Drawing Room

1.6K 122 3
                                    

Sesaat setelah Ares masuk ruangan Duke Johan Amarilys

"Apa kalian benar akan bertunangan? Tidakkah ini terlalu cepat untukmu?" Wajah Ash mengeras, dahinya mengkerut. Ia meradang. Ia tidak menyangka pembicaraan pertunangan ini akan datang dengan cepat setelah Silencia sembuh.

Silencia merasa aneh dengan pertanyaan Ash. "Bukankah kewajiban seorang putri bangsawan untuk menikah, Ash?" Ujar Silencia sambil melihat lukisan yang tergantung.

"Tapi... Dia tidak cocok untukmu. Kau tahu, dia memang terlihat manis dan sopan ketika di depanmu. Tapi ketika kau tidak ada, dia adalah seorang pembantai dengan darah di tangannya" Ash mencoba meyakinkan Silencia meskipun ia tahu itu sia-sia.

"Lalu siapa yang cocok untukku menurutmu?" Tatapan Silencia melembut walau ia agak bingung.

"Aku.." Tangan Ash mengepal. Akhirnya ia mengatakannya.

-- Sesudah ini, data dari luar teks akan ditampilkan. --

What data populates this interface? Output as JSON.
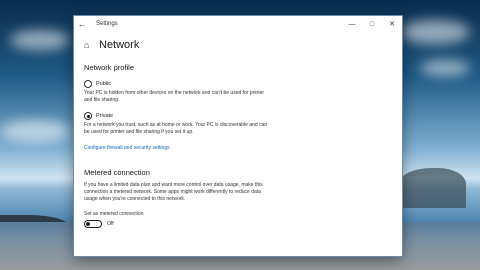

Pengakuan Ash yang tidak disangka membuat Silencia hampir kehilangan keseimbangan. Setelah waktu yang mereka lalui bersama ternyata Ash memiliki perasaan khusus padanya. Bagaimana bisa? Silencia merasa dirinya tidak peka.

Silencia menyentuh kepalanya dan bersandar di kursi. Ash yang khawatir maju untuk mencoba menangkap tubuh Silencia. Tapi tangan Silencia memberikan gestur agar Ash tidak maju lebih jauh.

"Silencia" Panggil Ash cemas.

"Tidak... Tetap di sana." Cegah Silencia.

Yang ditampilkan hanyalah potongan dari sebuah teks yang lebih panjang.